I have to wonder how something like this happens. Does a family member (or an enemy?) simply show up with a lawyer and request a commitment hearing? What kind of "proof" could they present to convince any court to commit someone, without the court even considering hearing the other side of the case?
According to the opinion, both gentlemen in question had suicidal tendencies. Under state law, a law enforcement officer or medical professional can request an emergency hospitalization for up to three days. A medical professional has to certify he or she has examined the patient and that they are in need of mental treatment/evaluation and appear to be a danger to themselves or others. A judge simply insures this process takes place and there is no hearing for the evaluation period. An adversarial process is then employed if the health professionals believe further treatment is needed and the patient is a danger to himself or others.
Think of the situation where police are called to an intersection and a guy is waving a steak knife around threatening to cut his own throat. The guy would generally be hospitalized on an emergency basis. He might then agree to voluntary treatment for a longer period or be involuntarily committed after an adversarial hearing. It is this involuntary commitment that, according to this opinion, terminates the patient's right to own firearms.

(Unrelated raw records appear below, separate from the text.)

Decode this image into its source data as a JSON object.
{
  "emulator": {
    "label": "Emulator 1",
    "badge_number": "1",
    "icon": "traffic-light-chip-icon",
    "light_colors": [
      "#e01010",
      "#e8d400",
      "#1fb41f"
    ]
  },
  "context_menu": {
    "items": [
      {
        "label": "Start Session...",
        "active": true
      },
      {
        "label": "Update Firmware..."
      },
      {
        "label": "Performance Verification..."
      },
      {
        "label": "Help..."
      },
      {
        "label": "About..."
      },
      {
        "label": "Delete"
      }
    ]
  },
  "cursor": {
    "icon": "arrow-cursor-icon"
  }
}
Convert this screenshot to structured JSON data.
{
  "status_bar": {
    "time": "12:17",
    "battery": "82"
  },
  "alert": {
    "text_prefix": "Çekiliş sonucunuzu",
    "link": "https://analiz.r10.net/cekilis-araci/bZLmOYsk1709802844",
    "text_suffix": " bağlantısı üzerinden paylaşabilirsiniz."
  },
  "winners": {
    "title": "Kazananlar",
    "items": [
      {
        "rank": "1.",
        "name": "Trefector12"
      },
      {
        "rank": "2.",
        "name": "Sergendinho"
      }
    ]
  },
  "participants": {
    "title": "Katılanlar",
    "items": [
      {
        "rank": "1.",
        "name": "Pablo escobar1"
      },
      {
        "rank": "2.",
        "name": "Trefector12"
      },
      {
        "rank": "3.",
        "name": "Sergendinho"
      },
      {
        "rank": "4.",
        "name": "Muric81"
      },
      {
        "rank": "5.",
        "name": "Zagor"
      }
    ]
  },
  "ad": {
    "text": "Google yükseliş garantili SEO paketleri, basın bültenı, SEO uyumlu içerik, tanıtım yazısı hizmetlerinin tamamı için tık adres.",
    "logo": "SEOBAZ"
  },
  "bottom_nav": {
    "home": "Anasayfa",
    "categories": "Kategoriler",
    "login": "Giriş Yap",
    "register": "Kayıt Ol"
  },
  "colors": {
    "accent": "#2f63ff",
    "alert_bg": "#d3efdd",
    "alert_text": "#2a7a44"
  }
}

The situation that hermannr describes is different, though often handled by the same courts and employing some of the same professional teams. A person may be declared incompetent to handle his or her finances and/or their personal affairs. A guardian/conservator is then appointed. This is commonly and legitimately done when dementia sets in and the person has not made provisions through a durable power of attorney.
Practices vary state by state, of course.
Added: I was professionally involved in a situation like hermannr described a number of years ago. There are no winners in those.